A “equipe vermelha”, time de falsos hackers criado especialmente para a simulação, recebeu a missão de atacar a Força Aérea Americana, o Exército, a Marinha e os Fuzileiros Navais em mais de vinte centrais de comando espalhadas por todo o país. Ao longo de duas semanas, os falsos criminosos tentaram invadir, danificar ou desmantelar a rede de computadores dessas instituições.

A equipe vermelha usou toda forma de ataque possível para danificar impressoras, roubar senhas e desacelerar ou derrubar redes.

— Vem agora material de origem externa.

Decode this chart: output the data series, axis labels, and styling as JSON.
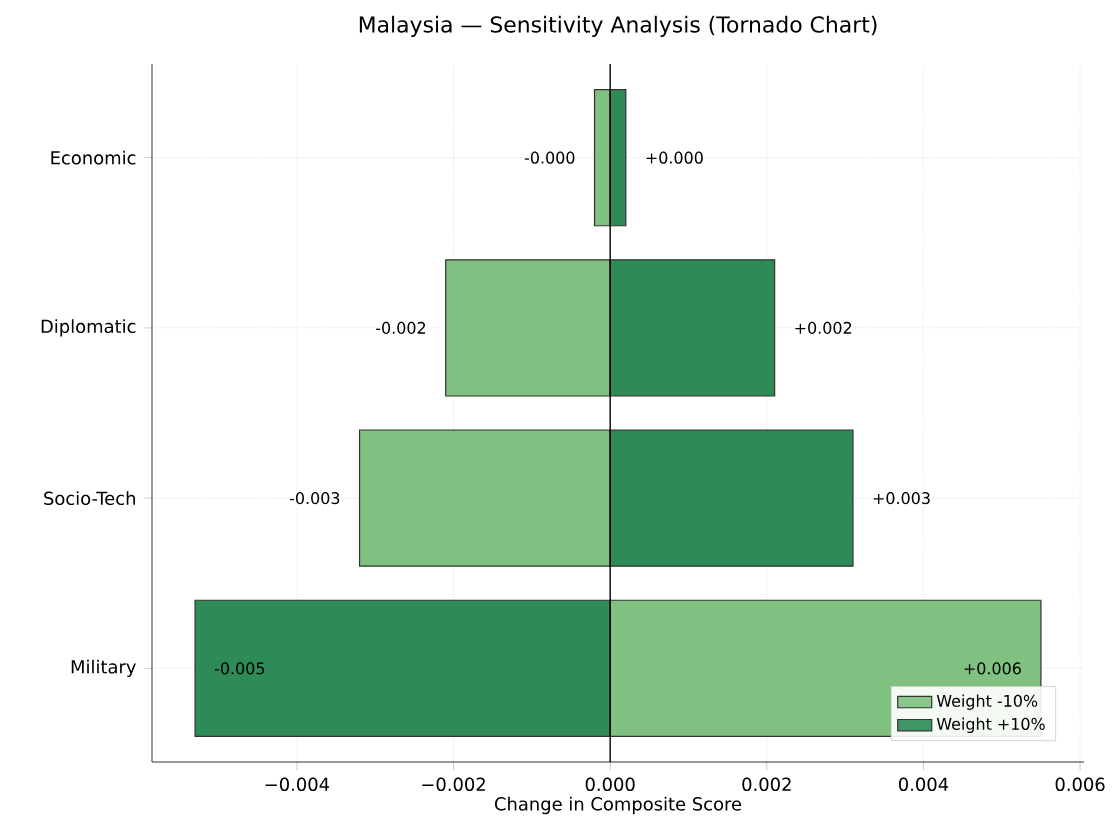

Em uma das fases da simulação, os invasores conseguiram invadir a rede da sede da Força Aérea responsável pelas operações no Pacífico e na Europa. Eles também invadiram e derrubaram outras oito redes.

Em outra fase do exercício, a equipe vermelha teve acesso a informações confidenciais de nove bases americanas localizadas nos EUA e na Turquia por meio de um tipo de ataque conhecido como phishing. O phishing consiste no envio de mensagens falsas — normalmente disfarçadas de algum tipo de mensagem oficial — a fim de obter senhas e outras informações pessoais. Três dos ataques de phishing lançados pela equipe vermelha resultaram em acesso total às redes atacadas.

O Pentágono gastou cerca de US$290.000 na simulação, quantia retirada do Fundo de Iniciativa dos Comandantes Operacionais. De acordo com um relatório publicado em 2008, esse dinheiro é destinado à “circunstâncias inesperadas”.

O Centro de Ciberoperações do Exército Americano, localizado em Fort Gordon, Geórgia. Crédito: Exército Americano

Apesar dos resultados preocupantes, o Comando Estratégico Americano afirmou que a simulação revelou quais procedimentos de segurança eram ou não eficazes. Em muitos casos, proteções físicas e respostas imediatas bloquearam os ataques antes que eles pudessem causar qualquer dano.

Alguns grupos “identificaram os ataques em minutos”, aponta o relatório. Mesmo assim, “muitos… se preocuparam em restaurar o serviço em vez de defendê-lo”.

A simulação “não deu tanta atenção à resiliência — a capacidade de operar num ataque — durante o processo de defesa e recuperação quanto hoje seria recomendado”, acrescenta Visner. Para completar, os ataques não incluíram computadores privados de empresas que fornecem serviços ao governo ou conduzem programas importantes.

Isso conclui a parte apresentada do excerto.